The family also did not have electricity, but Mrs. Hess’s father had a generator he used to power a washing machine.

Clothes would freeze on the line in winter, she said.

“I think of those things, and I think of what we have now,” she said.

After her husband’s death at age 83 in 1994, Mrs. Hess decided to relocate. Her son Marvin was living in Andalusia.

“I sent them money to find me a house,” she said. “That was in ’96.

“That first Sunday I moved into the house, I had never been one to go to Sunday School, and I went to church very seldom. That first Sunday, I wanted to go to Sunday School.”

She chose First United Methodist, and she’s been there ever since. She was active in the church’s prayer shawl ministry, and made baby sweaters for all of the new babies in the church.

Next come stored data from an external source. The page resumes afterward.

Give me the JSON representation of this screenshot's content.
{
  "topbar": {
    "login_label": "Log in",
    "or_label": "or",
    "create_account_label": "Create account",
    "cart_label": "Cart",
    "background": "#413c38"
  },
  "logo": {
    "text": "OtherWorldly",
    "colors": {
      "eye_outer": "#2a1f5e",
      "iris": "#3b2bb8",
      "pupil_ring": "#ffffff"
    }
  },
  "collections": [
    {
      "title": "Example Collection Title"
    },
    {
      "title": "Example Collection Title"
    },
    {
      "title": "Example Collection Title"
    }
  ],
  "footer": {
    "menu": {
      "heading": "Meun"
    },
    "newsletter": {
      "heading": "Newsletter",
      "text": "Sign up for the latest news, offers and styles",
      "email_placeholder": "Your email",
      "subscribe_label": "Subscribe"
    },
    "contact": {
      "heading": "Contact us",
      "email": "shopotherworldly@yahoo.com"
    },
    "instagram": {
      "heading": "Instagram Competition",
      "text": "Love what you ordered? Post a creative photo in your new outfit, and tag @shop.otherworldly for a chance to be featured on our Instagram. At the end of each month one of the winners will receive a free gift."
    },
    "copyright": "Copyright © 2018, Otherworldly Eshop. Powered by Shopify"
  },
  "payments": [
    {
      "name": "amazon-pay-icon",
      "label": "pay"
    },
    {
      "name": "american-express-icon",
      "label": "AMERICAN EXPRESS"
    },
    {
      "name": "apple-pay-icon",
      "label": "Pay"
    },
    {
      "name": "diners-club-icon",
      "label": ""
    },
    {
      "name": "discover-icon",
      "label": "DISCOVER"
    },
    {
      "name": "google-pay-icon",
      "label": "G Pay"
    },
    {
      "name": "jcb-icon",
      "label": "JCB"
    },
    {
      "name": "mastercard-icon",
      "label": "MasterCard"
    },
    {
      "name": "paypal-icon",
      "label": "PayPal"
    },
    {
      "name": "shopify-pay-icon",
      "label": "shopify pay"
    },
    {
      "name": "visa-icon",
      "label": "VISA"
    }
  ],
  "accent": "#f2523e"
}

“If the church doors are open, she’s here,” Jane Barber said.

Mrs. Hess said she attributes her long life to a good foundation living on the farm.

“I’ve had good doctors, who prescribed the right medicine,” she said. “And I keep busy.  I don’t dare just sit and do nothing.”

Friends describe her as patient, and her church family fondly calls her “hugging Helen,” because she hugs everyone.

The Hesses had four children – Duane, Marvin, Patricia, and Vicki. Only Duane and Vicki are still alive. Mrs. Hess also has 11 grandchildren, 10 great-grandchildren, and eight great-great grandchildren.